Il tombe sur le lit. Entrent madame Bertrand et ses Enfants, toute la Maison.

BERTRAND.

Secourez l’empereur, secourez-le, monsieur Antomarchi ! ne voyez-vous pas qu’il se meurt ?...

NAPOLÉON.

Pour mon fils... mon nom... rien que mon nom...

Une panse.

Tête d’armée !... Mon Dieu ! mon Dieu !... Nation française !

Il meurt.

ANTOMARCHI, mettant sa main sur le cœur de Napoléon.

L’empereur est mort.

On s’agenouille.

SIR HUDSON LOWE, tirant sa montre.

Six heures moins dix minutes... Bien.

On entend un coup de canon.

LE DOCTEUR ARNOTT, se retournant.

Qu’est cela ?

SIR HUDSON LOWE.

Rien : un espion qu’on vient de pendre...
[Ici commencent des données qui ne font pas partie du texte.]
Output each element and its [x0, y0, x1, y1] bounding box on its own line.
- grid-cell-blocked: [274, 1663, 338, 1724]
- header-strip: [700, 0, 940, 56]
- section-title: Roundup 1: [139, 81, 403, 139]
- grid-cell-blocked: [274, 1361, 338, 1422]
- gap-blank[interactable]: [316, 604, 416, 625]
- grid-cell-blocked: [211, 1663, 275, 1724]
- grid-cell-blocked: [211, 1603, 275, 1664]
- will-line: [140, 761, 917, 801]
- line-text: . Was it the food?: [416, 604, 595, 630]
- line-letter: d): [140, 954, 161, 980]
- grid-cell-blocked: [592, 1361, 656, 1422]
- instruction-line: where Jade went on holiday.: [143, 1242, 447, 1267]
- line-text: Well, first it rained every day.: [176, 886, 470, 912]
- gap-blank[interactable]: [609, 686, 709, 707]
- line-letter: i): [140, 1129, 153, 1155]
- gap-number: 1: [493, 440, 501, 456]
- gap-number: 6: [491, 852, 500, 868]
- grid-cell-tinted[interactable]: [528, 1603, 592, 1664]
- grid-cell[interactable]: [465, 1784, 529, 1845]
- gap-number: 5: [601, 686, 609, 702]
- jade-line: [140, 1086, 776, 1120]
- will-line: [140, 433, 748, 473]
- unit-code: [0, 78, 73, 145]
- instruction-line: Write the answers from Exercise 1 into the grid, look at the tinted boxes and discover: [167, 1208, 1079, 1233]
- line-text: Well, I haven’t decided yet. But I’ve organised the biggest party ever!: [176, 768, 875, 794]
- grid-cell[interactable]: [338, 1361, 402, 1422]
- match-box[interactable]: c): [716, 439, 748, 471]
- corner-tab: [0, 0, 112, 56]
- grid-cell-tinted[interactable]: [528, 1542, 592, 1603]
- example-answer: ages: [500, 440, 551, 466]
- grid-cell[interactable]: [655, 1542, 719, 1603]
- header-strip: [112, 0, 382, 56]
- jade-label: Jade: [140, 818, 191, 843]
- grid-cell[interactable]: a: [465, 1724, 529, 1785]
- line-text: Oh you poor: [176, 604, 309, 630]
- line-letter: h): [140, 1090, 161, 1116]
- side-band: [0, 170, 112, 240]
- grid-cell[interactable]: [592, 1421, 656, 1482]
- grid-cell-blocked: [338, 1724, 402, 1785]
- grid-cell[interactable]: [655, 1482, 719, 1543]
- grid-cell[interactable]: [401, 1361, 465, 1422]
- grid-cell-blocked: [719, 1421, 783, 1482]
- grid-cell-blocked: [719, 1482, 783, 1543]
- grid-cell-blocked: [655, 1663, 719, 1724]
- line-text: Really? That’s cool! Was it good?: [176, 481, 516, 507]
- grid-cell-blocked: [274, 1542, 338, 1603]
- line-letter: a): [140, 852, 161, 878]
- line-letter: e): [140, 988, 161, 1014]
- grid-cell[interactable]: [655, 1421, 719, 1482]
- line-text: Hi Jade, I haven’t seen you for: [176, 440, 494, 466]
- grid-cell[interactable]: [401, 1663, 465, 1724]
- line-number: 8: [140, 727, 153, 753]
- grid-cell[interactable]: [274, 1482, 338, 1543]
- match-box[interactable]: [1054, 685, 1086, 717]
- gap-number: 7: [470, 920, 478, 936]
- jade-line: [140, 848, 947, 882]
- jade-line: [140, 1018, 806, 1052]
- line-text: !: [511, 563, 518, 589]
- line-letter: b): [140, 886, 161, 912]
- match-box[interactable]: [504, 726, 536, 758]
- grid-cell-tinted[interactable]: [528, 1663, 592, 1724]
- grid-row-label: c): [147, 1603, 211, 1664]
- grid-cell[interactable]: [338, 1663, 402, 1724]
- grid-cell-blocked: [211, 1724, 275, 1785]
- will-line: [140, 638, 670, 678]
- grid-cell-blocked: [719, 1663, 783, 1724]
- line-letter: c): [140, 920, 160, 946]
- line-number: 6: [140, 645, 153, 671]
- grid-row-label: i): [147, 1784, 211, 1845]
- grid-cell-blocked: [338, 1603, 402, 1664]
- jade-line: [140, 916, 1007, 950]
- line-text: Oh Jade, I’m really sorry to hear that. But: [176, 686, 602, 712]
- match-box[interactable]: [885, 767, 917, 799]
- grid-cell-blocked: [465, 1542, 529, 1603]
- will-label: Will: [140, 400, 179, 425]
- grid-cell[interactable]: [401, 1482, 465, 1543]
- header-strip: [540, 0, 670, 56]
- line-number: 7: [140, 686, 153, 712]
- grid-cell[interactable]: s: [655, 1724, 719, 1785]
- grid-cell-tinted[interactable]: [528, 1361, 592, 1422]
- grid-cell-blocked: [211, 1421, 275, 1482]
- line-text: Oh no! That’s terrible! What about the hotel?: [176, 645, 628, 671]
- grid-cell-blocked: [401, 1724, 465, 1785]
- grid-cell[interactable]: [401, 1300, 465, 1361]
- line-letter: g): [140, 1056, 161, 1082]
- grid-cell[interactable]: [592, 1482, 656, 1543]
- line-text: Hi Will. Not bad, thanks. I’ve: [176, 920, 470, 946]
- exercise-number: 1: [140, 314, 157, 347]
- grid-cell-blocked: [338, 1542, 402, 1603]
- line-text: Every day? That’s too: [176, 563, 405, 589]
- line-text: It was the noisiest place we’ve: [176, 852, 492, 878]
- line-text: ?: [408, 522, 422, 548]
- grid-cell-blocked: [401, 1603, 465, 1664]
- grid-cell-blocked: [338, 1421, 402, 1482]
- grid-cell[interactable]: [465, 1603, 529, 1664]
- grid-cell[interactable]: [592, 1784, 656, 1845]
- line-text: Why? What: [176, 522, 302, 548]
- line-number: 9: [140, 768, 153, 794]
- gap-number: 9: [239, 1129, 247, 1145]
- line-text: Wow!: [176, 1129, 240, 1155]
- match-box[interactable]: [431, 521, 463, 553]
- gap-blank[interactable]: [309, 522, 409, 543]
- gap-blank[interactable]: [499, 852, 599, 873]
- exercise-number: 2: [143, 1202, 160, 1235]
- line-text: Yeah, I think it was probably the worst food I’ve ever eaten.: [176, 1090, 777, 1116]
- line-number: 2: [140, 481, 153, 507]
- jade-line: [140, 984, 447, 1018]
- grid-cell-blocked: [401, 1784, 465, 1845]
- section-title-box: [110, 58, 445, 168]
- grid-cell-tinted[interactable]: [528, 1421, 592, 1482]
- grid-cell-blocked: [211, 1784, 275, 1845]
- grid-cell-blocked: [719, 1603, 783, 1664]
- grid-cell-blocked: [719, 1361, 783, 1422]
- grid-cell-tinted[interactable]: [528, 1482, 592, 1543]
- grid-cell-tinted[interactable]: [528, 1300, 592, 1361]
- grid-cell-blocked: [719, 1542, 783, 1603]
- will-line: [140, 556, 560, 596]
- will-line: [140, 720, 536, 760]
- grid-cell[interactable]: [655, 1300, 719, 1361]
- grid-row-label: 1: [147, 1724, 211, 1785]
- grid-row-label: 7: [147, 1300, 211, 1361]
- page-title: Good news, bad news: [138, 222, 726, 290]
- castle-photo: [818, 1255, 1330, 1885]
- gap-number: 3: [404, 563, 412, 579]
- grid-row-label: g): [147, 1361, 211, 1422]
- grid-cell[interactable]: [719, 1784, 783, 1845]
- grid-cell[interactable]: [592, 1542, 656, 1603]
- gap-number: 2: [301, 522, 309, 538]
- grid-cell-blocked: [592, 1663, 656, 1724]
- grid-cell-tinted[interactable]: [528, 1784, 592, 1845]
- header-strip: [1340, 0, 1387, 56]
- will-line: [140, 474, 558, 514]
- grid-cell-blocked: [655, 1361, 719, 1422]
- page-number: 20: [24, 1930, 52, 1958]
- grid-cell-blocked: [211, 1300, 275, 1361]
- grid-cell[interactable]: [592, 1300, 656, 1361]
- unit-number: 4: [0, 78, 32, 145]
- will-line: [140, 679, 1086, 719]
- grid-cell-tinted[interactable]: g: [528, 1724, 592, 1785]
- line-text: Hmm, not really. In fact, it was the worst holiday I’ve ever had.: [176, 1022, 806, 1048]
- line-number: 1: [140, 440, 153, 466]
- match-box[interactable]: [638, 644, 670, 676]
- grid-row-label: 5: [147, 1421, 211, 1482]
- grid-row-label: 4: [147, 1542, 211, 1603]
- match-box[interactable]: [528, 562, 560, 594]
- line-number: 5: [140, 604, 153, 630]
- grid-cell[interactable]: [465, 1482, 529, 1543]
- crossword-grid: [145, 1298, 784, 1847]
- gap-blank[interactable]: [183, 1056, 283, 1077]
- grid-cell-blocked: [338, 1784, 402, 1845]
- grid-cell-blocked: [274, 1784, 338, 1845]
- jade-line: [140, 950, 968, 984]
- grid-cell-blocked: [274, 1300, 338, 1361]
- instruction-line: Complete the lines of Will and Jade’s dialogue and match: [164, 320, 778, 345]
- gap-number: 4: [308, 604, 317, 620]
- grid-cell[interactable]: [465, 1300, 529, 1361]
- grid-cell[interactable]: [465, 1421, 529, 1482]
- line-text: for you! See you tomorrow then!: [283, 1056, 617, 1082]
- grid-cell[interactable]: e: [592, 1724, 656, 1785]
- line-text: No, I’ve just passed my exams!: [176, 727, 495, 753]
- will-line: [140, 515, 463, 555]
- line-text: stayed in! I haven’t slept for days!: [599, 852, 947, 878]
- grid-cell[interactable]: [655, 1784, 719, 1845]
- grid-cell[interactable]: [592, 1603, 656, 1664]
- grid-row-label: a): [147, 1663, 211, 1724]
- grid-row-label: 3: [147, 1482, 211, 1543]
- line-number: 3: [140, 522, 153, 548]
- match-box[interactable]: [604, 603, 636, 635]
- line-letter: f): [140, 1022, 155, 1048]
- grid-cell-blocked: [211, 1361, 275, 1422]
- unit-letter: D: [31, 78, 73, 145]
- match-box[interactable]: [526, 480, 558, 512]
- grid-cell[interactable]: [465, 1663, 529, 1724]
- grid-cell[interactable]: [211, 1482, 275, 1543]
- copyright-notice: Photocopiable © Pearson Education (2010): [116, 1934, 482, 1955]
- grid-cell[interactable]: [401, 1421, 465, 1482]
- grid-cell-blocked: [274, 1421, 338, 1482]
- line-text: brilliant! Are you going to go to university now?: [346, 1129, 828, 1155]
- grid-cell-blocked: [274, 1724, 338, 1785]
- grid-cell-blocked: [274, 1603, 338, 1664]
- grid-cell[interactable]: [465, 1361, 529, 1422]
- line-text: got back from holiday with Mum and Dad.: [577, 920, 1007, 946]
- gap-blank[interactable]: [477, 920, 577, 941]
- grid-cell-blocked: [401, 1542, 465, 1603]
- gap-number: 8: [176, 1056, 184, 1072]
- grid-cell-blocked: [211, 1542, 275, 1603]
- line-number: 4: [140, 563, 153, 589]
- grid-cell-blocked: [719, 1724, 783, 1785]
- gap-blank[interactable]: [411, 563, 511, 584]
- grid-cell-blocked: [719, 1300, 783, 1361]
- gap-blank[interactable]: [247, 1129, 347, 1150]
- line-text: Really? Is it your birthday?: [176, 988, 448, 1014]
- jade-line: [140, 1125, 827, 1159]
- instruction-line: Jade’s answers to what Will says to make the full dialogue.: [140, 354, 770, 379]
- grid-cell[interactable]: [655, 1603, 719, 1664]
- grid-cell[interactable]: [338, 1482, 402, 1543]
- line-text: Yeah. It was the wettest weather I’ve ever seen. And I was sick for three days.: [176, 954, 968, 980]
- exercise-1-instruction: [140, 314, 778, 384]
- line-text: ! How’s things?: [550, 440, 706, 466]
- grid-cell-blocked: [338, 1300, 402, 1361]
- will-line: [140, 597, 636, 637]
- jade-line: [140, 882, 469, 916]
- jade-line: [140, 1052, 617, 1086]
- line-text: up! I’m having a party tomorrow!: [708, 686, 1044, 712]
[1] « Palais-Royal, ce 9 avril 1830.

« J’apprends, monsieur, que vous avez l’intention de soumettre au roi la proposition d’accorder à M. Alex. Dumas la croix de la Légion d’honneur, à l’époque de l’année où Sa Majesté est dans l’usage de faire une promotion dans l’ordre. Les succès dramatiques de M. Dumas me semblent, en effet, de nature à mériter cette faveur, et je serai d’autant plus aise qu’il l’obtienne, qu’il a été attaché pendant près de six ans à l’administration de mes forêts, et qu’il a été, pendant ce temps, le soutien de sa famille de la manière la plus honorable. Il me dit qu’il est au moment de faire un voyage dans le nord de l’Europe, et qu’il attacherait un grand prix à ce que sa nomination put avoir lieu avant son départ. Je ne sais si le 12 avril ne serait pas une occasion où vous pourriez en soumettre la proposition au roi ; mais j’ai voulu vous en suggérer l’idée, en vous témoignant l’intérêt que je porte à M. Dumas ; et je profite avec grand plaisir, monsieur, de cette occasion de vous offrir l’assurance de mes sentiments pour vous.

« Votre affectionné

« Louis-Philippe d’Orléans. »

On conçoit qu’après de pareilles marques d’intérêt et de protection, il ne fallut pas moins qu’une conscience politique, trop méticuleuse peut-être, pour me décider à donner ma démission.

[2] J’excepte de cette attaque deux ou trois personnes ; du reste, je n’ai pas besoin de prononcer leur nom ; celles que j’excepte et celles que j’attaque se reconnaîtront facilement. Mais ni les unes ni les autres, j’en suis sûr, ne me démentiront.

[3] Nous sommes obligé d’avouer que, dans notre opinion, le parallèle entre la Fayette et le duc de Rovigo est au désavantage de ce dernier ; mais combien, en le comparant aux autres hommes de l’Empire, il est au-dessus d’eux ! L’amour de la Fayette pour la liberté est sublime ; le dévouement du duc de Rovigo pour Napoléon est respectable ; car tout dévouement est une belle et surtout rare chose par le temps qui court.